[ p. 221 ]
THE following translation has been made from a text, based on the Turnour and Phayre MSS. in the India Office, of which Dr. Morris was kind enough to allow me the use. The Suttas in the Magghima Nikâya are usually distinguished by the way in which a single thought or one or two allied thoughts are stated shortly at the commencement, and are then elaborated and repeated through a number of consecutive and carefully-balanced paragraphs arranged in a literary form that would now be considered monotonous and tiresome in the extreme. The repetitions in the Suttas of the Dîgha Nikâya are no doubt equally artificial, but the train of reasoning being longer and more varied, there is always the hope of a change in the form, or of a new departure in the thought, to sustain the reader’s flagging interest.
The argument of this Sutta may be shortly stated thus. The means by which freedom from barrenness and bondage of heart can be reached are zeal and determined effort. But that zeal will be crippled in its struggle against barrenness by want of confidence in the teacher, his doctrine, his order, or his system of self-culture, and by want of concord with the brethren. And that zeal will be crippled in its struggle against bondage by sensuality, by sloth, or by a craving after a future life in any of its various forms. If the disciple be strenuously diligent in the struggle against these things he need not fear or doubt, he will never fail, but will assuredly reach even to the supreme security of Arahatship.

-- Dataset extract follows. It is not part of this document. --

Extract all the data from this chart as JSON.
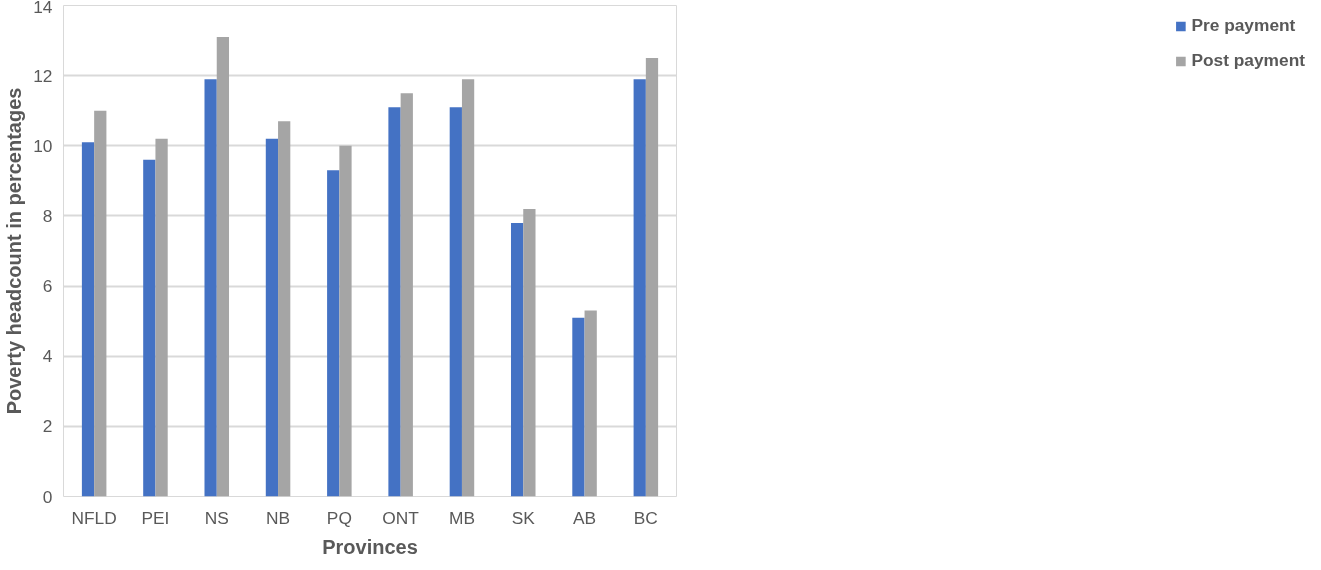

When I first read this Sutta I was irresistibly reminded of that passage in the New Testament where the exhortation to the disciple, ‘giving all diligence’ to add to his faith [ p. 222 ] virtue, knowledge, temperance, patience, godliness, and brotherly kindness, is followed by the figure that these things will make him to be ‘neither barren nor unfruitful;’ and closes with the promise that if be do these things, giving diligence to make his calling and election sure, he shall never fall, but shall enter into that everlasting kingdom which is the supreme goal of the Christian life.
The analogy is sufficiently close to throw considerable light upon our Sutta, but it touches only the barrenness. The bondage is specially Buddhistic, and is allied with the doctrine of the Sanyoganas, or fetters, which the pilgrim along the Noble Path has to break before he can reach the full fruit of Arahatship. It should be compared also with the fivefold bond mentioned in the Tevigga Sutta, Chap. I, §§ 26-28, the word there used being bandhanam, as against vinibandhanam here, and the fivefold bond being a fivefold division of our first bondage.
The ten fetters are—
1. The delusion of self (sakkâya-ditthi).
2. Doubt (vikikikkhâ).
3. Reliance on the efficacy of rites and ceremonies (sîlabbata-parâmâsa).
4. The bodily lusts or passions (kâma).
5. Hatred, ill-feeling (patigha).
6. Desire for a future life in the worlds of form (rûparâga).
7. Desire for a future life in the formless worlds (arûparâga).
8. Pride (mâno).
9. Self-righteousness (uddhakka).
10. Ignorance (aviggâ).
Here the 4th fetter is correlative to our first bondage; the 6th fetter to our 2nd and 3rd bondage; and part of the 3rd fetter to our 5th bondage.
The 2nd, 3rd, and 5th bondage are in fact but a new way of stating the fundamental Buddhist doctrine that good must be pursued without any ulterior motive; and that that man is not spiritually free in whom there is still the least hankering after any future life beyond the grave.